Despite showing comparable host cell – virus interaction dynamics, significant differences in antibody-mediated neutralization were observed between the wildtype virus and the mutated variants. Among tested monoclonal antibodies, Imdevimab showed comparable efficacy in inhibiting host cell entry by all viral variants. In contrast, both South Africa and Brazil variants showed partial and complete resistance toward Casirivimab and Bamlanivimab. However, all tested antibodies showed high potency in inhibiting the UK variant.
Neutralizing antibodies generated in response to SARS-CoV-2 infection are expected to provide protection against reinfection. To determine the efficacy of convalescent plasma therapy against viral variants, COVID-19 patient-obtained plasma samples with high wildtype spike protein neutralizing efficacy were tested against all viral variants. The findings revealed that host cell entry via the spike protein of the South Africa and Brazil variants was less efficiently inhibited by the majority of plasma samples tested. This indicates that people previously infected with wildtype SARS-CoV-2 are only partially protected against South Africa and Brazil variants.
Regarding vaccine-mediated protection, the findings revealed that most of the serum samples obtained from BNT162b2-vaccined people had lower efficiency in inhibiting spike-driven host cell entry compared to that observed for the wildtype SARS-CoV-2 and the UK variant.

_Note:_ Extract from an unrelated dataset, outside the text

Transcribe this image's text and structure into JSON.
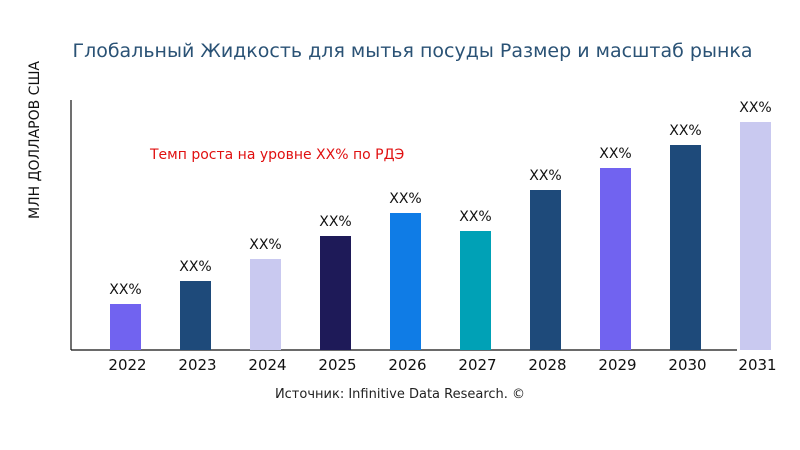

The study reveals that current therapeutic interventions are less effective in inhibiting South Africa and Brazil variants of SARS-CoV-2, and thus, strict implementation of non-pharmaceutical control measures is required to contain their transmission.
bioRxiv publishes preliminary scientific reports that are not peer-reviewed and, therefore, should not be regarded as conclusive, guide clinical practice/health-related behavior, or treated as established information.